Between Soil and Sun
In this version of the story, we stay.
*
I grow up with handfuls of barley in my hands during the fall. This view, the expanse of softness over an infinite horizon, is boring. It is every day. I am not surprised when pomegranates fall out of trees, because I know that is what pomegranates do. I can run my hand over the rough rind of any citrus and tell you how it became itself. I can lie on a concrete slab of a front porch and the sky opens to me in passivity.
*
Shoes, obviously, are not allowed in the house. We eat while sat on the ground at a low table and everything on it had been something else only a moment ago. My grandmother’s hands had tended to these meals. My mom had learned how to mimic the same movements and I am devoting my life to studying them again. We are all proud to have the same fine lines etched into our palms from the constant folding and holding and wrapping and serving. It is an honor to learn these things. To not lose them between the decades.
*
There are no corrections to my name. The “a” is a gentle roll into the way the “r” comes out from the back of your throat in order to land gracefully onto the last “m”. My last name is spelled right on every legal document. I am not a person who has to worry about legal documents. The very concept of a citizenship is foolish. My bed has always been in this house, what else would I be? I am vaguely aware that another world exists in which I should be more careful around those words. But there is too much work to be done to worry about the people of that world and their frivolous arguments. They are occupied with strange and foolish things.
*
There are still no baby pictures of my parents, but there are traces of those later days. The stories I hear from their youth are grounded in real soil and stone. I can go there and relive them like I was starring in a play. The stage is set for every single tragic and beautiful thing that has happened to them. I point at the tallest tree in our orchard and ask my dad to explain its deformed shape. He puts his hand down on its roots and I watch. They intertwine like fingers of two open hands. I can’t decipher where he begins and where the roots end. This is how he explains everything.
*
At some point, I must look in the mirror and see a young woman for the first time. I gape at her newness and familiarity. My own hands find the curves of her features and try to make sense of owning them. Fitting into them. She is almost my mom, with her dark eyes and tired feet. And she is almost my dad, with his wide palms and serious stare. This woman can put her hands and feet in spaces where her family has always been. She can shove her whole face into the humid summer air and come out with a mouthful of memories that are not her own.
*
There have always been graves. But now I am there to visit them. I tend to those grounds with a type of worship I cannot explain now. There are mounds of dirt grown over with grass and ivy. I lay carnations there. I wonder if we afforded a gravestone. Maybe I only trace her name into the dirt and maybe that is enough. My father uses a scythe to keep the area trim. Proper. Mourning is not an alter-less worship. It has place.
*
On long weekends, we take trips to the coast. These are my mom’s stomping grounds.
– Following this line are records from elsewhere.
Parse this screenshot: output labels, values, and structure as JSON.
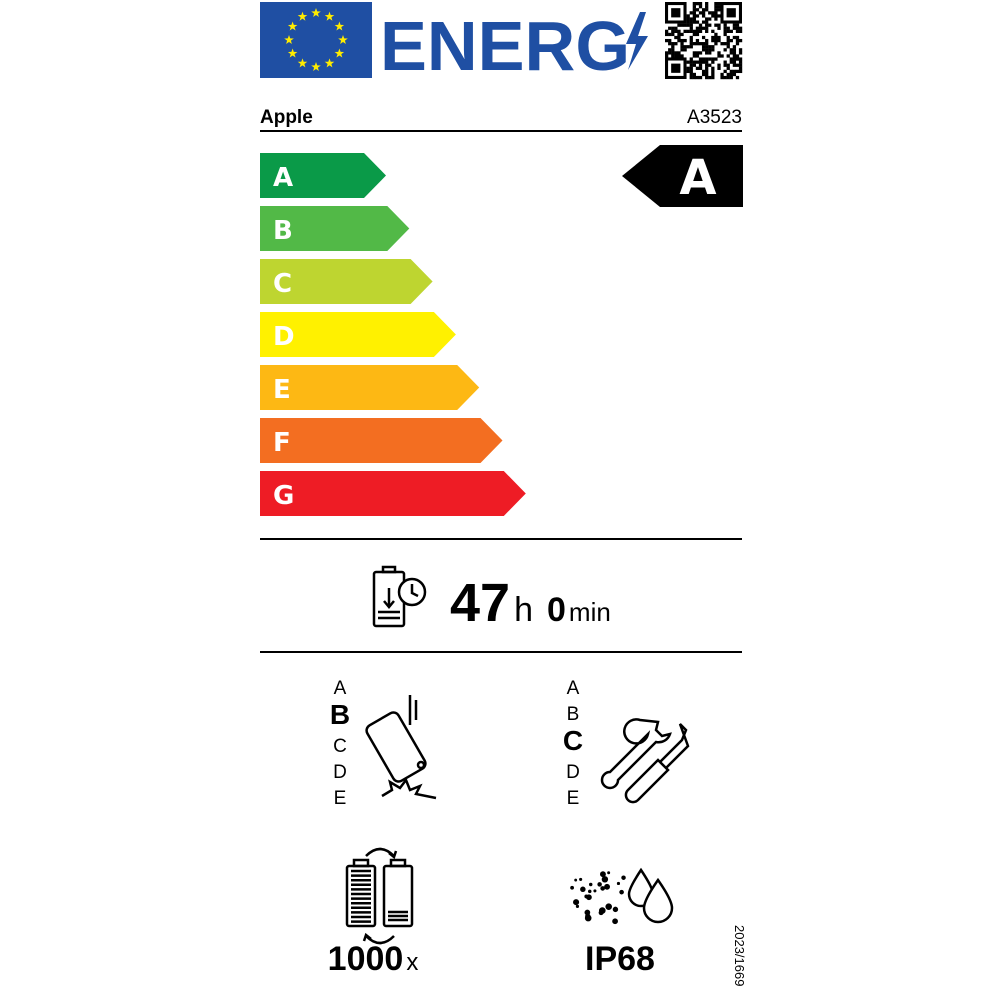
{
  "header": {
    "title": "ENERG",
    "supplier": "Apple",
    "model": "A3523"
  },
  "scale": {
    "classes": [
      "A",
      "B",
      "C",
      "D",
      "E",
      "F",
      "G"
    ],
    "colors": [
      "#0a9a48",
      "#52b947",
      "#bed530",
      "#fff100",
      "#fdb814",
      "#f36e21",
      "#ee1c25"
    ],
    "rating": "A"
  },
  "battery_endurance": {
    "hours": 47,
    "hours_unit": "h",
    "minutes": 0,
    "minutes_unit": "min"
  },
  "drop_resistance": {
    "classes": [
      "A",
      "B",
      "C",
      "D",
      "E"
    ],
    "rating_index": 1
  },
  "repairability": {
    "classes": [
      "A",
      "B",
      "C",
      "D",
      "E"
    ],
    "rating_index": 2
  },
  "battery_cycles": {
    "value": 1000,
    "unit": "x"
  },
  "ingress_protection": "IP68",
  "regulation": "2023/1669"
}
She bursts out of the taxi and it is as if age has left her body entirely. She and I are twins in the way we run wild and free across the white sand, leaving my dad and sister bent over in laughter. There is nothing else to talk about besides how wonderful this evening is. How hot the fire feels. How delicious the sandwiches taste. How cold the ocean is. How lucky we are. I cannot stop watching this scene. She is so beautiful that I could cry.
*
But I know that even there, there would be the horrible things that follow people like hungry cats. That night where the ground shook us from it, just to remind us that it could. My dad would be awake for it. He would grab us all from our beds in one arm and be out the door before we broke out of our dreams. I am still so scared of the dark. That endless, shaking dark.
*
There would still be the raging hot beast that ate at the infinite horizon. Until the divide between land and the open air was finally clear. We had lived on so little for our whole lives. And now we had less. But my mom would make sense of it. She would tell me how to stretch a single harvest of last year’s grain into a million wonderful meals. There is no version of my life in which my mom would allow us to go hungry.
*
And then the men decorated with holsters and caps, crushing my fallen pomegranates with the heel of their boots. The boys I grew up with would be replaced with weapons of a new world. I would learn how to wrap bandages for more than scraped knees. A fierceness grows in me. I don’t know where to place it yet. I don’t know who to hold it against and ask for answers from. I feel all at once hopeless and full of an inspiring rage.
*
I continue to worry in new and devastating ways.
*
My steps into adulthood would be wrecked with the nervousness of unpromised survival. I would be familiar with the streaking light of falling bombs. Their sharp whistles coming down to pierce the silence.
*
I hold my breath. I cannot stop holding my breath.